Les fêtes de mariage féminines et la Saint-Valentin viendront illustrer de manière représentationnelle la promotion du sentiment amoureux dans le cadre conjugal (chapitre 7). Plutôt que de les aborder sous l’angle du rituel, je décrirai ces événements à partir des ressentis, ceux des futurs mariés mais aussi des invitées, afin de faire émerger les enjeux d’appartenance identitaires et économiques, ainsi que les formes de contrôles auxquels les individus sont soumis lors de ces « spectacles ». Je décrirai l’ensemble des symboles qui circulent dans ces temps festifs. En termes genrés, d’abord, par le fait d’être célébrés séparant les hommes des femmes, ces événements participent de la féminisation de certains aspects de l’union et de l’amour. Les festivités sont également empreintes de représentations que les jeunes qualifient d’étrangères, d’occidentales ou d’exotiques. En comparant les fêtes de mariage à la Saint-Valentin, je tenterai enfin de faire ressortir l’aspect réflexif de pratiques cosmopolites dans lesquelles les jeunes Mascatis s’inscrivent.
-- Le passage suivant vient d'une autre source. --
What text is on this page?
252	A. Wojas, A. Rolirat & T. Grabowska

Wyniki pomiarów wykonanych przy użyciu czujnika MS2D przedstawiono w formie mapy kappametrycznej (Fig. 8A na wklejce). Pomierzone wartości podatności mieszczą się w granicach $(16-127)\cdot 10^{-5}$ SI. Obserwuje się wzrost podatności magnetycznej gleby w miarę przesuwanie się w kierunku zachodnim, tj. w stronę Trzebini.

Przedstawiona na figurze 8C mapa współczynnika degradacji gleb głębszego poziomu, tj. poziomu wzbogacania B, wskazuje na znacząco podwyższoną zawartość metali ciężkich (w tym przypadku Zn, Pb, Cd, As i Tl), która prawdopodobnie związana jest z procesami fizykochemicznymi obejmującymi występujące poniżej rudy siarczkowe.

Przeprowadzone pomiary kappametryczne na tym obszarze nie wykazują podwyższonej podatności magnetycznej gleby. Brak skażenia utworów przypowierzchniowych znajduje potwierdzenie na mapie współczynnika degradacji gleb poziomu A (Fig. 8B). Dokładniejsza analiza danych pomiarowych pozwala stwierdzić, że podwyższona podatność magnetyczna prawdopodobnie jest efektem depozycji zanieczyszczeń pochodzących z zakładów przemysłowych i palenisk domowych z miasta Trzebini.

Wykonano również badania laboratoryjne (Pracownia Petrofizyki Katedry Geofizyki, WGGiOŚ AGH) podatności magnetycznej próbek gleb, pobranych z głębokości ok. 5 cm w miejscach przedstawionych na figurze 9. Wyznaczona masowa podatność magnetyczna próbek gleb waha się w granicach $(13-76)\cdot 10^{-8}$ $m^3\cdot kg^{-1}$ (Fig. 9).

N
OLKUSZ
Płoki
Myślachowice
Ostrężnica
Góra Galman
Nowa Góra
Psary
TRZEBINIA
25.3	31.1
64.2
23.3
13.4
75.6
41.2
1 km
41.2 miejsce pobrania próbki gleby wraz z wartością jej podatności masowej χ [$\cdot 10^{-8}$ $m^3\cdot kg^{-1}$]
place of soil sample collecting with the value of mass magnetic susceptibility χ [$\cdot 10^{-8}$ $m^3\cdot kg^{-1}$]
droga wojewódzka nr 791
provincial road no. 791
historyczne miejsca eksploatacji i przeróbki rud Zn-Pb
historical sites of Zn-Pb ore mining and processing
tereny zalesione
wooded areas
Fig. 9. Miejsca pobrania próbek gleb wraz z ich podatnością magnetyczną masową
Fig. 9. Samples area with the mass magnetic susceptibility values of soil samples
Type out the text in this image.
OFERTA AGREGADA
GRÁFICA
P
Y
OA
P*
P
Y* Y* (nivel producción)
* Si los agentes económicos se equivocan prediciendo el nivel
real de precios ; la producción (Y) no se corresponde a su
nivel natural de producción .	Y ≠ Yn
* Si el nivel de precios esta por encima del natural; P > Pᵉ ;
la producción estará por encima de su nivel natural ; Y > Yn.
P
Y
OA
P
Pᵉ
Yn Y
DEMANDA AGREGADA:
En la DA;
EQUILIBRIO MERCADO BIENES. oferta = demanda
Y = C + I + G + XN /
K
Celles-ci mènent souvent à des positionnements moraux inspirés de la modestie musulmane et à des critiques que les jeunes développent à l’égard du système matrimonial et de ses enjeux économiques auxquels les femmes et les hommes sont inégalement

soumis. Je prendrai appui sur les notions de transnationalité et de cosmopolitisme tels que définis par L. Abu-Lughod (1997) ; afin de comprendre la circulation des représentations amoureuses et de leur ancrage local.